And the quote from the corporate policy could be taken to mean the one way trip to the customer's site only, since it does not actually mention the rest of the commute home. And since CA law/rules are very clear that they do not include commutes, at best the employee has an ambiguous policy that the employer is not going to read the same way they are. In the absence of a more clearly worded policy, any judge or ALJ is likely to follow CA law/rules here.
Is this the hill the employee wants to die on?
I disagree re: the policy. It seems pretty clear as to the intent of the policy is that the company will reimburse as the OP thinks they should.
There is a difference between the company policy and the CA law on the issue. The policy pays more than the state requires.
@Fenris , is your boss, that you are concerned about, the final word at your company on this? As in are they the owner?
I'd be surprised in this case if the corporate policy stated that it would pay anything more than California law says it must pay given how extensive the California law is on this. In any event, the corporate policy may not be worth much. But the company must at least do what state law requires.
The OP wrote this...
That could easily be more than CA law requires.This is directly from the policy:"If the employee travels directly to a
customer’s place of business or to a seminar for the entire business day,
the full amount of the mileage traveled qualifies as business mileage and
may be claimed for reimbursement."
If he were in any state but CA or MA he'd be flat out of luck if his employer refused to pay mileage at all.
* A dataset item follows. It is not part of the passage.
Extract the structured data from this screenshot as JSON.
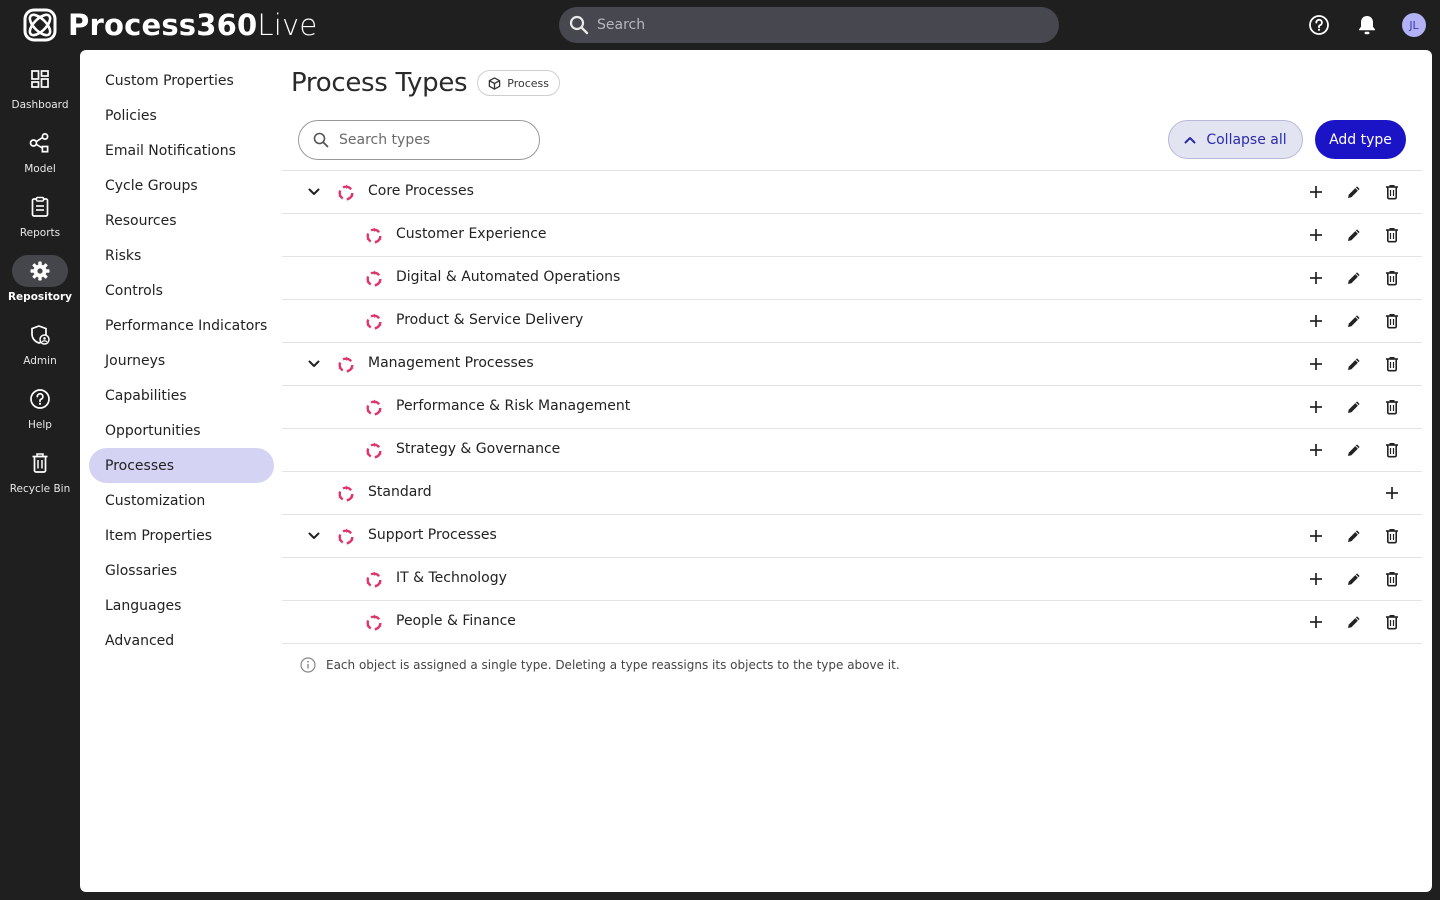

Agreed if we are talking state law/regulations/rules. However small claims court sometimes will enforce company policy in all states. In fact small claims court sometimes just pull the rules out of the air (or some body part). When I was at a fraternity, we had a cook who wanted a raise, and then start serving uncooked and seriously unprepared food when he did not get it. We fired him. Perfectly legal firing. We had paid his normal rate for all hours worked, even though he did not really work all those hours. We just wanted him gone. He was not that good a cook when he was not taking a job action. He wanted a big severance payment, took us to small claims court and got it, even though there is nothing in CA or federal law to support this action. Small claim courts sometimes look a lot like Wheel of Fortune. I would not assume that all small claims courts are pro-employee however. More like a random outcome generator.